Imagine, then, the misgivings Raanan Gewirtzman, formerly CEO of the Israeli start-up BroadLight, had when a company that he was directly competing with – Broadcom – offered to buy his company.
Both companies were hustling for business in the PON (passive optical network) sector. Broadcom was, and still is, one of the bigger suppliers of GPON (gigabit PON) chips, while BroadLight was a top developer of EPON (ethernet PON) chips. Both have their advantages, but EPON has proven to be a popular choice in areas where new fibre optic networks have been built (and where there was no need to accommodate legacy networks, which require GPON technology), particularly in the Far East, and especially in China, where both Broadcom and BroadLight were aggressively pursuing customers.

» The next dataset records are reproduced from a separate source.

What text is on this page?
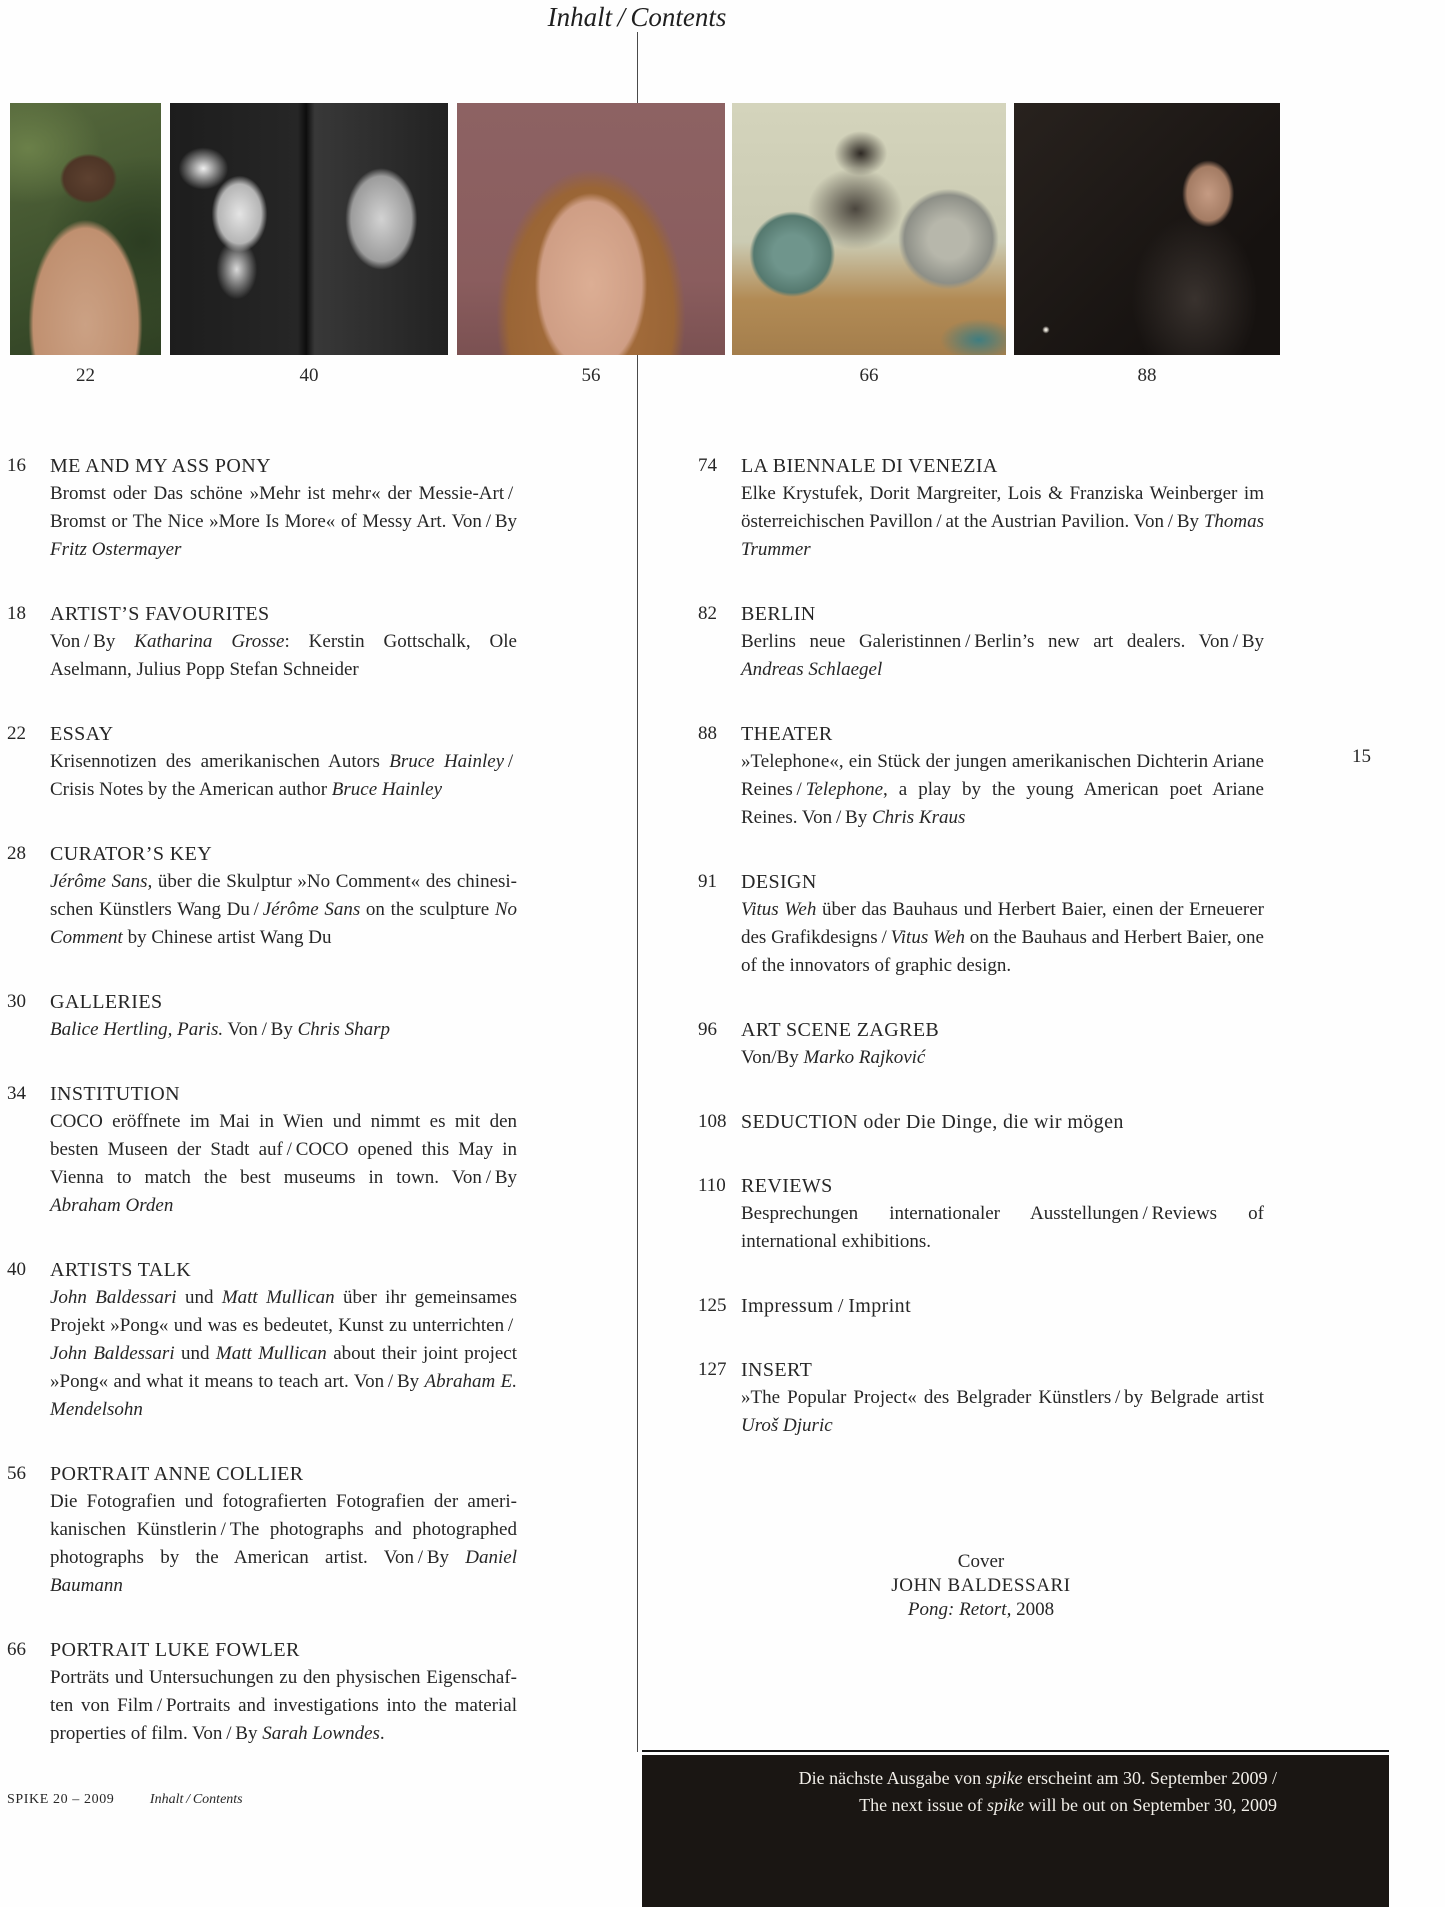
Inhalt / Contents
22	40	56	66	88
16	ME AND MY ASS PONY
Bromst oder Das schöne »Mehr ist mehr« der Messie-Art / Bromst or The Nice »More Is More« of Messy Art. Von / By Fritz Ostermayer
18	ARTIST’S FAVOURITES
Von / By Katharina Grosse: Kerstin Gottschalk, Ole Aselmann, Julius Popp Stefan Schneider
22	ESSAY
Krisennotizen des amerikanischen Autors Bruce Hainley / Crisis Notes by the American author Bruce Hainley
28	CURATOR’S KEY
Jérôme Sans, über die Skulptur »No Comment« des chinesischen Künstlers Wang Du / Jérôme Sans on the sculpture No Comment by Chinese artist Wang Du
30	GALLERIES
Balice Hertling, Paris. Von / By Chris Sharp
34	INSTITUTION
COCO eröffnete im Mai in Wien und nimmt es mit den besten Museen der Stadt auf / COCO opened this May in Vienna to match the best museums in town. Von / By Abraham Orden
40	ARTISTS TALK
John Baldessari und Matt Mullican über ihr gemeinsames Projekt »Pong« und was es bedeutet, Kunst zu unterrichten / John Baldessari und Matt Mullican about their joint project »Pong« and what it means to teach art. Von / By Abraham E. Mendelsohn
56	PORTRAIT ANNE COLLIER
Die Fotografien und fotografierten Fotografien der amerikanischen Künstlerin / The photographs and photographed photographs by the American artist. Von / By Daniel Baumann
66	PORTRAIT LUKE FOWLER
Porträts und Untersuchungen zu den physischen Eigenschaften von Film / Portraits and investigations into the material properties of film. Von / By Sarah Lowndes.
74	LA BIENNALE DI VENEZIA
Elke Krystufek, Dorit Margreiter, Lois & Franziska Weinberger im österreichischen Pavillon / at the Austrian Pavilion. Von / By Thomas Trummer
82	BERLIN
Berlins neue Galeristinnen / Berlin’s new art dealers. Von / By Andreas Schlaegel
88	THEATER
»Telephone«, ein Stück der jungen amerikanischen Dichterin Ariane Reines / Telephone, a play by the young American poet Ariane Reines. Von / By Chris Kraus
91	DESIGN
Vitus Weh über das Bauhaus und Herbert Baier, einen der Erneuerer des Grafikdesigns / Vitus Weh on the Bauhaus and Herbert Baier, one of the innovators of graphic design.
96	ART SCENE ZAGREB
Von/By Marko Rajković
108 SEDUCTION oder Die Dinge, die wir mögen
110 REVIEWS
Besprechungen internationaler Ausstellungen / Reviews of international exhibitions.
125 Impressum / Imprint
127 INSERT
»The Popular Project« des Belgrader Künstlers / by Belgrade artist Uroš Djuric
15
Cover
JOHN BALDESSARI
Pong: Retort, 2008
SPIKE 20 – 2009	Inhalt / Contents
Die nächste Ausgabe von spike erscheint am 30. September 2009 /
The next issue of spike will be out on September 30, 2009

"It's like the first year of marriage. You have to adjust to a new culture, there are new structures, debates on direction" — Raanan Gewirtzman
While BroadLight was successfully holding its own against Broadcom, and others in the PON space, including Qualcomm/Atheros, Marvell, and Huawei, Gewirtzman realised that the economies of scale were working against the company: as a relatively small Israeli start-up, there was only so much BroadLight could do to survive against some of the world's biggest tech makers.

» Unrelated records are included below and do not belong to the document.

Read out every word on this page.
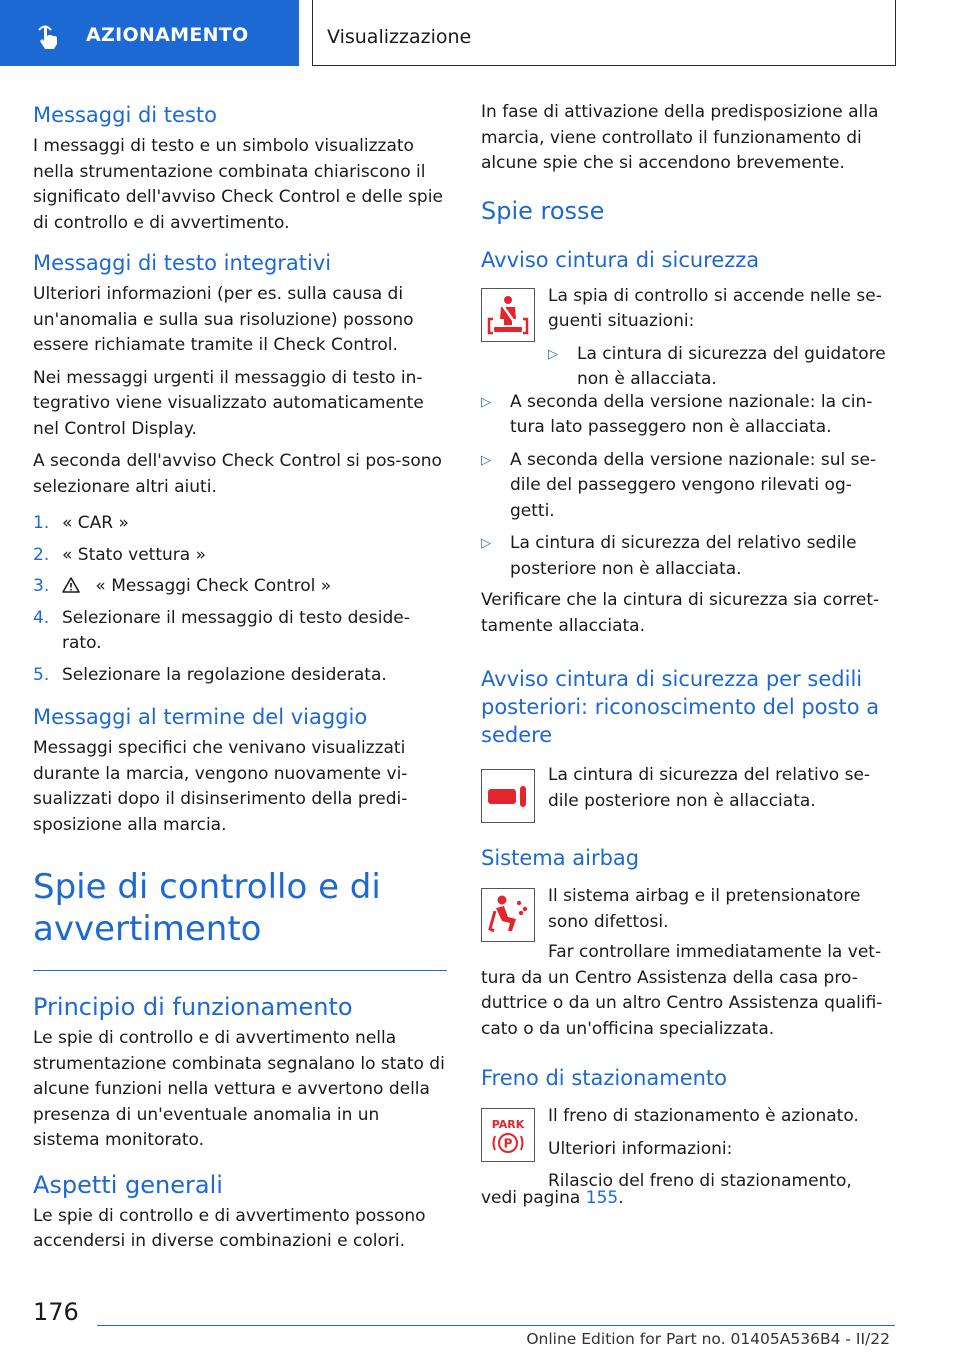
AZIONAMENTO	Visualizzazione
Messaggi di testo

I messaggi di testo e un simbolo visualizzato nella strumentazione combinata chiariscono il significato dell'avviso Check Control e delle spie di controllo e di avvertimento.

Messaggi di testo integrativi

Ulteriori informazioni (per es. sulla causa di un'anomalia e sulla sua risoluzione) possono essere richiamate tramite il Check Control.

Nei messaggi urgenti il messaggio di testo in-tegrativo viene visualizzato automaticamente nel Control Display.

A seconda dell'avviso Check Control si pos-sono selezionare altri aiuti.

1. « CAR »
2. « Stato vettura »
3.	« Messaggi Check Control »
4. Selezionare il messaggio di testo deside-rato.
5. Selezionare la regolazione desiderata.
Messaggi al termine del viaggio

Messaggi specifici che venivano visualizzati durante la marcia, vengono nuovamente vi-sualizzati dopo il disinserimento della predi-sposizione alla marcia.

Spie di controllo e di avvertimento
Principio di funzionamento

Le spie di controllo e di avvertimento nella strumentazione combinata segnalano lo stato di alcune funzioni nella vettura e avvertono della presenza di un'eventuale anomalia in un sistema monitorato.

Aspetti generali

Le spie di controllo e di avvertimento possono accendersi in diverse combinazioni e colori.

In fase di attivazione della predisposizione alla marcia, viene controllato il funzionamento di alcune spie che si accendono brevemente.

Spie rosse
Avviso cintura di sicurezza

La spia di controllo si accende nelle se-guenti situazioni:

▷ La cintura di sicurezza del guidatore non è allacciata.
▷ A seconda della versione nazionale: la cin-tura lato passeggero non è allacciata.
▷ A seconda della versione nazionale: sul se-dile del passeggero vengono rilevati og-getti.
▷ La cintura di sicurezza del relativo sedile posteriore non è allacciata.

Verificare che la cintura di sicurezza sia corret-tamente allacciata.

Avviso cintura di sicurezza per sedili posteriori: riconoscimento del posto a sedere

La cintura di sicurezza del relativo se-dile posteriore non è allacciata.

Sistema airbag

Il sistema airbag e il pretensionatore sono difettosi.

Far controllare immediatamente la vet-tura da un Centro Assistenza della casa pro-duttrice o da un altro Centro Assistenza qualifi-cato o da un'officina specializzata.

Freno di stazionamento
PARK
P

Il freno di stazionamento è azionato.

Ulteriori informazioni:

Rilascio del freno di stazionamento,

vedi pagina 155.

176
Online Edition for Part no. 01405A536B4 - II/22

But to sell out to Broadcom, of all companies?
At a recent meeting in Tel Aviv presenting Broadcom's activities in Israel during 2012, Gewirtzman described his misgivings – including the usual ones about corporate direction, limits on innovation, integrating the creative start-up workforce into a more restricted corporate structure. And there was an additional concern: Broadcom, technically, didn't need BroadLight around at all, as it was already an established power in GPON – as well as EPON, thanks to its 2010 acquisition of California-based Teknovus. With those risks in mind, Gewirtzman said, he had a lot of thinking to do when the offer came in.
But $195m, the amount Broadcom paid for BroadLight last March, is a lot of money – enough to, perhaps, enable him to decide that, risks or no, it was time to make a deal.
More than money
But the money wasn't the only thing that prompted him to say yes, Gewirtzman said. It was the fact that his suitor was Broadcom that made a big difference: "Broadcom is a serial acquirer, and we were aware of its history of acquisitions around the world, and," Gewirtzman said. "This is a company that appreciates engineers, which we all were, and appreciates the contributions of its acquisitions."
In fact, Gewirtzman wasn't the only ex-CEO (now division head) to present at the meeting: the former CEOs of seven of Broadcom's other Israeli acquisitions (the company has bought 10 Israeli start-ups in the past decade) – Siliquent, SC Square, Provigent, Octalica, Dune Networks, Sightic, and Percello – all told the same story. They have been able to continue developing their technology – after all, their technology is the reason they were acquired – and they have also been able to hire significant numbers of workers, because they had access to more technology and opportunities that a multinational like Broadcom can provide.
Of course, no integration process is without its glitches. "It's like the first year of marriage," said Gewirtzman. "You have to adjust to a new culture, there are new structures, debates on direction, etc. But at no time did we feel that Broadcom was just using us to eventually close us down. They respected what we did, and encouraged us to do more of it. Nine months later, I can confidently say that this was a great move for us."
"The BroadLight acquisition was actually unusual because of the competition between our two companies, and it's understandable that there would be fears or misgivings," Broadcom VP Shlomo Markel, an Israeli who has been with the company since 2001, said at the event. "One thing we do very well at Broadcom is acquisitions, though, and we're all very happy things have worked out."
The lesson for start-ups, said Gewirtzmann, is to think twice before selling out – and think three times about who is buying them.